The student understands the significance of machine learning in digitalizing operational environment. The student knows the most common machine learning methods, is able to apply them in practice to existing data and interpret the results of the methods. In particular, the student is able to apply machine learning models in robotics.

Course Competences:
EUR-ACE: Engineering Design, Master's Degree
EUR-ACE: Engineering Practice, Master's Degree
EUR-ACE: Investigations, Master's Degree

Content

- Most common regression and classification models of supervised machine learning and their application in Python programming environment using NumPy, Pandas, Scikit-learn and Tensorflow libraries.
- Linear and logistic regression
- Support Vector Machine
- Neural networks
- Reinforcement learning

Teaching methods

Virtual study

Evaluation scale

0-5

Evaluation criteria, satisfactory (1-2)

Sufficient 1: Student has sufficient knowledge of machine learning algorithms and neural networks. Student is able to apply the most common techniques of machine learning and has the sufficient knowledge of the mathematics behind the techniques. Additionally, the student is able to estimate and validate implementation briefly.

Satisfactory 2: Student has satisfactory knowledge of machine learning and neural networks. Student is able to choose a suitable machine learning technique and apply the technical know-how in practice. Student understands the mathematics behind the techniques at a satisfactory level.
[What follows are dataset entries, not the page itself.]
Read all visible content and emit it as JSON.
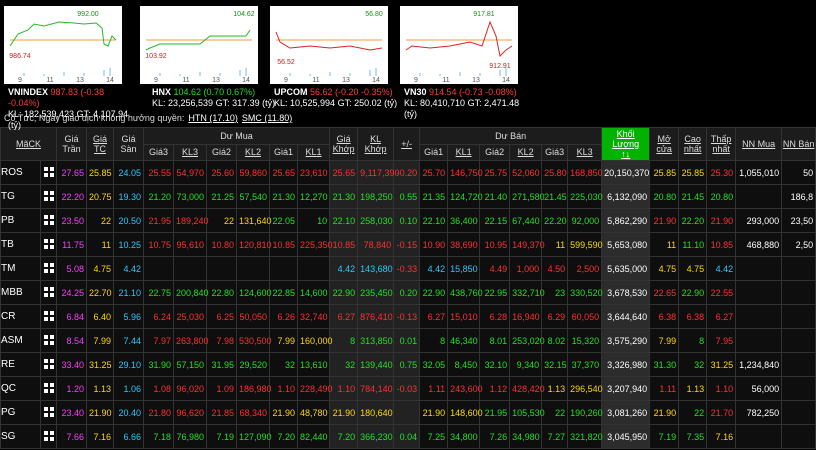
{
  "indices": [
    {
      "name": "VNINDEX",
      "quote": "987.83 (-0.38 -0.04%)",
      "color": "#ff3b3b",
      "volume": "KL: 182,539,423",
      "value": "GT: 4,107.94 (tỷ)",
      "chart_high": "992.00",
      "chart_low": "986.74"
    },
    {
      "name": "HNX",
      "quote": "104.62 (0.70 0.67%)",
      "color": "#22dd22",
      "volume": "KL: 23,256,539",
      "value": "GT: 317.39 (tỷ)",
      "chart_high": "104.62",
      "chart_low": "103.92"
    },
    {
      "name": "UPCOM",
      "quote": "56.62 (-0.20 -0.35%)",
      "color": "#ff3b3b",
      "volume": "KL: 10,525,994",
      "value": "GT: 250.02 (tỷ)",
      "chart_high": "56.80",
      "chart_low": "56.52"
    },
    {
      "name": "VN30",
      "quote": "914.54 (-0.73 -0.08%)",
      "color": "#ff3b3b",
      "volume": "KL: 80,410,710",
      "value": "GT: 2,471.48 (tỷ)",
      "chart_high": "917.81",
      "chart_low": "912.91"
    }
  ],
  "chart_ticks": [
    "9",
    "11",
    "13",
    "14"
  ],
  "notice": {
    "label": "Cổ Tức, Ngày giao dịch không hưởng quyền:",
    "links": [
      "HTN (17.10)",
      "SMC (11.80)"
    ]
  },
  "table": {
    "header": {
      "ticker": "MãCK",
      "ceiling": "Giá Trần",
      "reference": "Giá TC",
      "floor": "Giá Sàn",
      "buy": "Dư Mua",
      "sell": "Dư Bán",
      "buy_columns": [
        "Giá3",
        "KL3",
        "Giá2",
        "KL2",
        "Giá1",
        "KL1"
      ],
      "match_columns": [
        "Giá Khớp",
        "KL Khớp",
        "+/-"
      ],
      "sell_columns": [
        "Giá1",
        "KL1",
        "Giá2",
        "KL2",
        "Giá3",
        "KL3"
      ],
      "total": "Khối Lượng",
      "sort": "↑↓",
      "stat_columns": [
        "Mở cửa",
        "Cao nhất",
        "Thấp nhất",
        "NN Mua",
        "NN Bán"
      ]
    },
    "rows": [
      [
        "ROS",
        "27.65",
        "25.85",
        "24.05",
        "25.55",
        "54,970",
        "25.60",
        "59,860",
        "25.65",
        "23,610",
        "25.65",
        "9,117,390",
        "-0.20",
        "25.70",
        "146,750",
        "25.75",
        "52,060",
        "25.80",
        "168,850",
        "20,150,370",
        "25.85",
        "25.85",
        "25.30",
        "1,055,010",
        "50"
      ],
      [
        "TG",
        "22.20",
        "20.75",
        "19.30",
        "21.20",
        "73,000",
        "21.25",
        "57,540",
        "21.30",
        "12,270",
        "21.30",
        "198,250",
        "0.55",
        "21.35",
        "124,720",
        "21.40",
        "271,580",
        "21.45",
        "225,030",
        "6,132,090",
        "20.80",
        "21.45",
        "20.80",
        null,
        "186,8"
      ],
      [
        "PB",
        "23.50",
        "22",
        "20.50",
        "21.95",
        "189,240",
        "22",
        "131,640",
        "22.05",
        "10",
        "22.10",
        "258,030",
        "0.10",
        "22.10",
        "36,400",
        "22.15",
        "67,440",
        "22.20",
        "92,000",
        "5,862,290",
        "21.90",
        "22.20",
        "21.90",
        "293,000",
        "23,50"
      ],
      [
        "TB",
        "11.75",
        "11",
        "10.25",
        "10.75",
        "95,610",
        "10.80",
        "120,810",
        "10.85",
        "225,350",
        "10.85",
        "78,840",
        "-0.15",
        "10.90",
        "38,690",
        "10.95",
        "149,370",
        "11",
        "599,590",
        "5,653,080",
        "11",
        "11.10",
        "10.85",
        "468,880",
        "2,50"
      ],
      [
        "TM",
        "5.08",
        "4.75",
        "4.42",
        null,
        null,
        null,
        null,
        null,
        null,
        "4.42",
        "143,680",
        "-0.33",
        "4.42",
        "15,850",
        "4.49",
        "1,000",
        "4.50",
        "2,500",
        "5,635,000",
        "4.75",
        "4.75",
        "4.42",
        null,
        null
      ],
      [
        "MBB",
        "24.25",
        "22.70",
        "21.10",
        "22.75",
        "200,840",
        "22.80",
        "124,600",
        "22.85",
        "14,600",
        "22.90",
        "235,450",
        "0.20",
        "22.90",
        "438,760",
        "22.95",
        "332,710",
        "23",
        "330,520",
        "3,678,530",
        "22.65",
        "22.90",
        "22.55",
        null,
        null
      ],
      [
        "CR",
        "6.84",
        "6.40",
        "5.96",
        "6.24",
        "25,030",
        "6.25",
        "50,050",
        "6.26",
        "32,740",
        "6.27",
        "876,410",
        "-0.13",
        "6.27",
        "15,010",
        "6.28",
        "16,940",
        "6.29",
        "60,050",
        "3,644,640",
        "6.38",
        "6.38",
        "6.27",
        null,
        null
      ],
      [
        "ASM",
        "8.54",
        "7.99",
        "7.44",
        "7.97",
        "263,800",
        "7.98",
        "530,500",
        "7.99",
        "160,000",
        "8",
        "313,850",
        "0.01",
        "8",
        "46,340",
        "8.01",
        "253,020",
        "8.02",
        "15,320",
        "3,575,290",
        "7.99",
        "8",
        "7.95",
        null,
        null
      ],
      [
        "RE",
        "33.40",
        "31.25",
        "29.10",
        "31.90",
        "57,150",
        "31.95",
        "29,520",
        "32",
        "13,610",
        "32",
        "139,440",
        "0.75",
        "32.05",
        "8,450",
        "32.10",
        "9,340",
        "32.15",
        "37,370",
        "3,326,980",
        "31.30",
        "32",
        "31.25",
        "1,234,840",
        null
      ],
      [
        "QC",
        "1.20",
        "1.13",
        "1.06",
        "1.08",
        "96,020",
        "1.09",
        "186,980",
        "1.10",
        "228,490",
        "1.10",
        "784,140",
        "-0.03",
        "1.11",
        "243,600",
        "1.12",
        "428,420",
        "1.13",
        "296,540",
        "3,207,940",
        "1.11",
        "1.13",
        "1.10",
        "56,000",
        null
      ],
      [
        "PG",
        "23.40",
        "21.90",
        "20.40",
        "21.80",
        "96,620",
        "21.85",
        "68,340",
        "21.90",
        "48,780",
        "21.90",
        "180,640",
        null,
        "21.90",
        "148,600",
        "21.95",
        "105,530",
        "22",
        "190,260",
        "3,081,260",
        "21.90",
        "22",
        "21.70",
        "782,250",
        null
      ],
      [
        "SG",
        "7.66",
        "7.16",
        "6.66",
        "7.18",
        "76,980",
        "7.19",
        "127,090",
        "7.20",
        "82,440",
        "7.20",
        "366,230",
        "0.04",
        "7.25",
        "34,800",
        "7.26",
        "34,980",
        "7.27",
        "321,820",
        "3,045,950",
        "7.19",
        "7.35",
        "7.16",
        null,
        null
      ]
    ]
  }
}
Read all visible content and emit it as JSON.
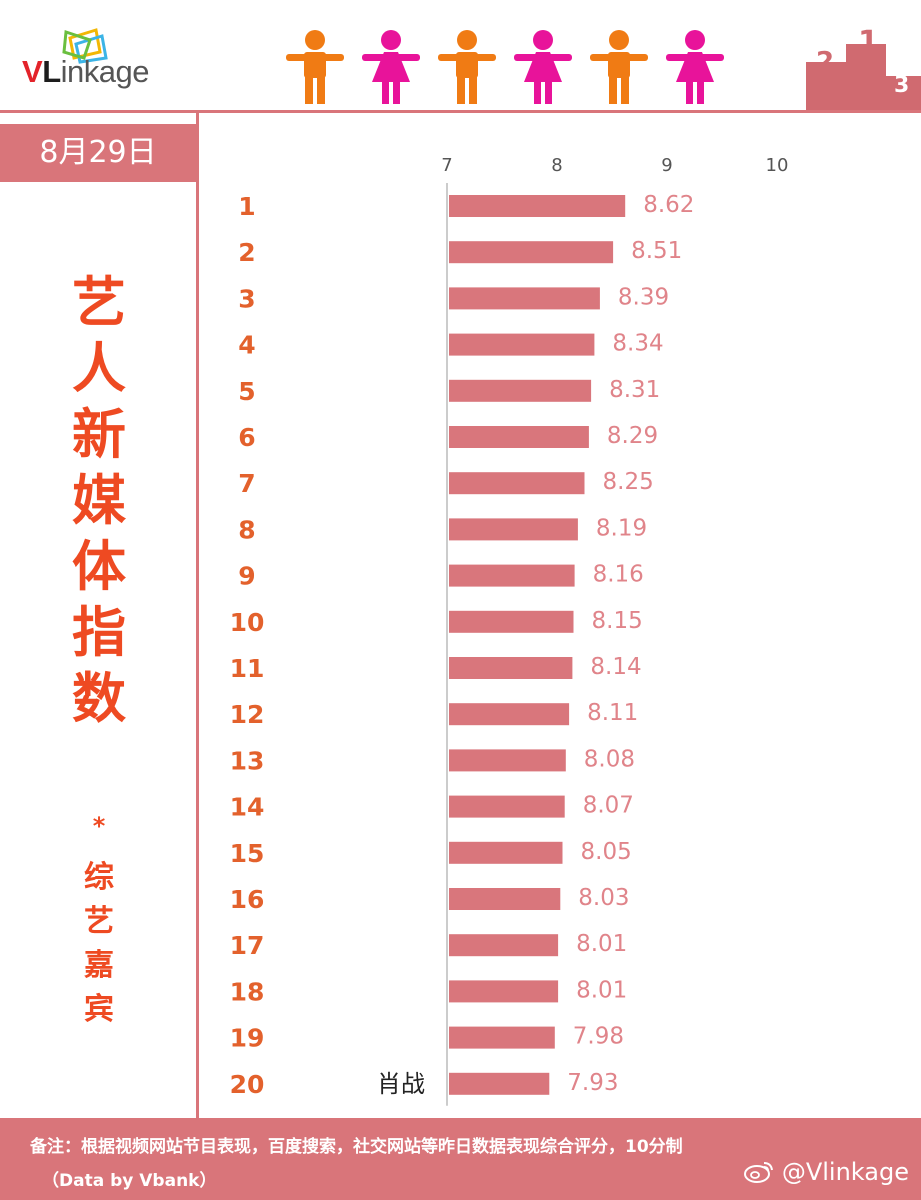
{
  "brand": {
    "logo_v": "V",
    "logo_l": "L",
    "logo_rest": "inkage",
    "accent_color": "#d9757a",
    "title_color": "#ee4a22",
    "figure_colors": [
      "#f07b14",
      "#e8139a"
    ]
  },
  "header": {
    "icons": [
      "person-male-icon",
      "person-female-icon",
      "person-male-icon",
      "person-female-icon",
      "person-male-icon",
      "person-female-icon",
      "podium-icon"
    ]
  },
  "date_label": "8月29日",
  "title": "艺人新媒体指数",
  "title_star": "*",
  "subtitle": "综艺嘉宾",
  "chart_data": {
    "type": "bar",
    "orientation": "horizontal",
    "xlim": [
      7,
      10
    ],
    "x_ticks": [
      "7",
      "8",
      "9",
      "10"
    ],
    "categories": [
      "1",
      "2",
      "3",
      "4",
      "5",
      "6",
      "7",
      "8",
      "9",
      "10",
      "11",
      "12",
      "13",
      "14",
      "15",
      "16",
      "17",
      "18",
      "19",
      "20"
    ],
    "values": [
      8.62,
      8.51,
      8.39,
      8.34,
      8.31,
      8.29,
      8.25,
      8.19,
      8.16,
      8.15,
      8.14,
      8.11,
      8.08,
      8.07,
      8.05,
      8.03,
      8.01,
      8.01,
      7.98,
      7.93
    ],
    "value_labels": [
      "8.62",
      "8.51",
      "8.39",
      "8.34",
      "8.31",
      "8.29",
      "8.25",
      "8.19",
      "8.16",
      "8.15",
      "8.14",
      "8.11",
      "8.08",
      "8.07",
      "8.05",
      "8.03",
      "8.01",
      "8.01",
      "7.98",
      "7.93"
    ],
    "names": [
      "",
      "",
      "",
      "",
      "",
      "",
      "",
      "",
      "",
      "",
      "",
      "",
      "",
      "",
      "",
      "",
      "",
      "",
      "",
      "肖战"
    ],
    "bar_color": "#d9767c",
    "label_color": "#e0848a",
    "rank_color": "#e3612c",
    "grid": false
  },
  "footer": {
    "note": "备注：根据视频网站节目表现，百度搜索，社交网站等昨日数据表现综合评分，10分制",
    "source": "（Data by Vbank）",
    "watermark": "@Vlinkage"
  }
}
Additionally, the student is able to estimate and validate implementation superficially.

Evaluation criteria, good (3-4)

Good 3: Student has good knowledge of machine learning algorithms and neural networks. Student is able to choose an appropriate machine learning technique and apply the technical know-how in practice. Student understands well the mathematics behind the techniques at a good level. Additionally, the student is able to estimate and validate implementation well.

Very good 4: Student has very good knowledge of machine learning algorithms and neural networks. Student is able to choose and justify versatilely a machine learning technique and apply the technical know-how in practice. Student understands the mathematics behind the techniques at a very good level. Additionally, the student is able to estimate and validate implementation critically.

Evaluation criteria, excellent (5)

Excellent 5: Student has excellent knowledge of machine learning algorithms and neural networks. Student is able to choose and justify machine learning technique and apply the technical know-how in practice. Student understands the mathematics behind the techniques at an excellent level. Additionally, the student is able to estimate and validate implementation critically.